Google wants its own OpenClaw. Internally, they're calling it Remy.

According to leaked internal documents, Remy is a personal AI agent powered by Gemini that goes beyond answering questions. Google's own description puts it plainly: "It elevates the Gemini app into a true assistant that can take actions on your behalf."

That's the key phrase. Not just answering. Acting.

What Remy Actually Does

Remy connects to Gmail, Calendar, Docs, Drive, Keep, Tasks, GitHub, WhatsApp, Spotify, YouTube Music, Google Photos, Google Home, and Android utilities. It can make purchases, send messages, and share documents on your behalf. It monitors things that matter to you, handles tasks proactively, and learns your preferences over time.

Google employees are already dogfooding it internally. The spokesperson declined to comment when asked.

Why This Matters for OpenClaw Users

Jason Calacanis probably said it best: "Killing OpenClaw is the number one goal in the large language model space." Jensen Huang called it "definitely the next ChatGPT." And now Google, Anthropic, Microsoft, and Meta are all building their own versions.

Anthropic has Orbit. Microsoft has Copilot Cowork plus their "Ocean 11" team building OpenClaw-inspired features. Meta's working on Hatch, with internal testing expected by end of June.

But here's what none of them are offering: freedom to choose.

Remy locks you into Google's ecosystem. Your data flows through Google. Your agent runs on Google's servers. Your options are whatever Google decides to support.

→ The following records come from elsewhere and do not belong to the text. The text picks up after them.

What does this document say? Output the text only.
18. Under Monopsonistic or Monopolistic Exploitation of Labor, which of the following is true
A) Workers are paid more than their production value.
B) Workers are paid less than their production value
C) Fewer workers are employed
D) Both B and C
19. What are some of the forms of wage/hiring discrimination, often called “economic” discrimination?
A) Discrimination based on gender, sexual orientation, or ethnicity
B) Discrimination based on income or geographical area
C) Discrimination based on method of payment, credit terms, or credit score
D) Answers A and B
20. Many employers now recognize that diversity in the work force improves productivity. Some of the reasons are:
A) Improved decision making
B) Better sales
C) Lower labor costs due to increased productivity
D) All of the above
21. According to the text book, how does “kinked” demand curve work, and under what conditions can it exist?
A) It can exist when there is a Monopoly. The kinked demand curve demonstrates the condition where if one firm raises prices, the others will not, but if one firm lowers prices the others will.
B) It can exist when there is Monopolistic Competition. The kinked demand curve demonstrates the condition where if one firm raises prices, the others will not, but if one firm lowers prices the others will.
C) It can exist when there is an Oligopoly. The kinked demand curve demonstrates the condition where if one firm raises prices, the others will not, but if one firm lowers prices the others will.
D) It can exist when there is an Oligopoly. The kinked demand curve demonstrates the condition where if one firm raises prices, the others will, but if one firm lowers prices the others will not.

OpenClaw is the opposite. Open-source. Provider-agnostic. Self-hostable. Works with any messaging platform, any LLM provider. Peter Steinberger built it that way on purpose before joining OpenAI in February.

Google I/O and What Comes Next

Google I/O runs May 19-20 at Shoreline Amphitheatre. Remy is widely expected to be a centerpiece announcement, especially after Project Mariner was shut down on May 4 and its browser agent technology was folded into Gemini Agent.

The AI agent race is real. Every major tech company is building one.

The question is whether you want your personal agent controlled by a corporation, or running on your own infrastructure where you pick the model, own the data, and switch providers whenever you want.

That's not a hard choice. At least not for us.

Frequently Asked Questions

Remy is Google's internal codename for a personal AI agent powered by Gemini. It goes beyond question-answering to take actions on your behalf, like sending emails, making purchases, and managing your calendar across Google's ecosystem.

Google I/O runs May 19-20, 2026. Remy is widely expected to be revealed there, but Google hasn't confirmed anything publicly. The project is currently in internal testing with Google employees.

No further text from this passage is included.